While some local complaints vary, the unrest, also seen in Belgium, Portugal, Greece and Germany, has exposed tensions over the impact on agriculture of the European Union's effort to combat climate change, as well as opening the door to cheap Ukrainian imports to help. the population of Kiev in the war effort.
Farmers' complaints across Europe include being stifled by environmental rules, taxes, rising costs and unfair competition from abroad.
Frustration came to a head in Brussels earlier in the day, where farmers threw eggs and stones at the European Parliament, set fires and set off fireworks as they demanded EU leaders, attending a summit, do more to help them.
“We want to put an end to these crazy laws that come every day from the European Commission,” said José Maria Castilla, a farmer who represents the Spanish farmers union Asaja in Brussels.
With the appeal of some French unions, the question now is whether farmers will lift their blockades in France – and what will happen to the protests that have spread across Europe.
French farmers have intensified protests since Monday (29), after more than two weeks of demonstrations.
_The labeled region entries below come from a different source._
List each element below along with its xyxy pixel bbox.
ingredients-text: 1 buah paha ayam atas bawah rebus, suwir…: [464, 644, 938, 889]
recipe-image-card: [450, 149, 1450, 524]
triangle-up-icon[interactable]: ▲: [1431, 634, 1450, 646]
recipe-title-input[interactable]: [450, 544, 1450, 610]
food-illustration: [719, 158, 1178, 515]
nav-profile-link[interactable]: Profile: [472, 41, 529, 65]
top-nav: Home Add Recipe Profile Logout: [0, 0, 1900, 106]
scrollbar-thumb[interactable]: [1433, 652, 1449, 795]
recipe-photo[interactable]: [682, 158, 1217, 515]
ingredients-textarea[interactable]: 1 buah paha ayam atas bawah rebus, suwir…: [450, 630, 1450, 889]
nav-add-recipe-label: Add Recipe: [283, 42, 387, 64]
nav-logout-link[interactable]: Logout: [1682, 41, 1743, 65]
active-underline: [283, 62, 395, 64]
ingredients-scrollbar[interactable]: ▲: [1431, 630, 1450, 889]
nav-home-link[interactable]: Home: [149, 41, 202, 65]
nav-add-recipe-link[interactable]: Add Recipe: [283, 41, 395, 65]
Fearing further escalations, the government promised on Thursday (1st) to offer them more protection, through better control of imports and the granting of extra help to farmers.
“Across Europe the same question arises: how can we continue to produce more but better? How can we continue to combat climate change? How can we avoid unfair competition from foreign countries?” said Prime Minister Gabriel Attal, when announcing the new measures in Paris.
In response to the series of promises, Arnaud Rousseau of France's main farmers' union, FNSEA, said it was “time to go home” and end the lockdowns.
Unions warned that other types of protests would continue – and that they would return to the streets if the government did not fulfill its promises.
The protests across Europe come as the far right, for whom farmers represent a growing electorate, is expected to make gains in June's European Parliament elections.
In Brussels, the head of the European Commission, Ursula von der Leyen, and Belgian Prime Minister Alexander De Croo – who holds the EU's rotating presidency – were due to meet with the European farmers' lobby, COPA-COGECA, after the summit of EU leaders.
Von der Leyen said the European Commission would work with Belgium on a proposal to reduce the administrative burden on farmers.
“For the farmers out there. We see you and we hear you,” said European Parliament President Roberta Metsola.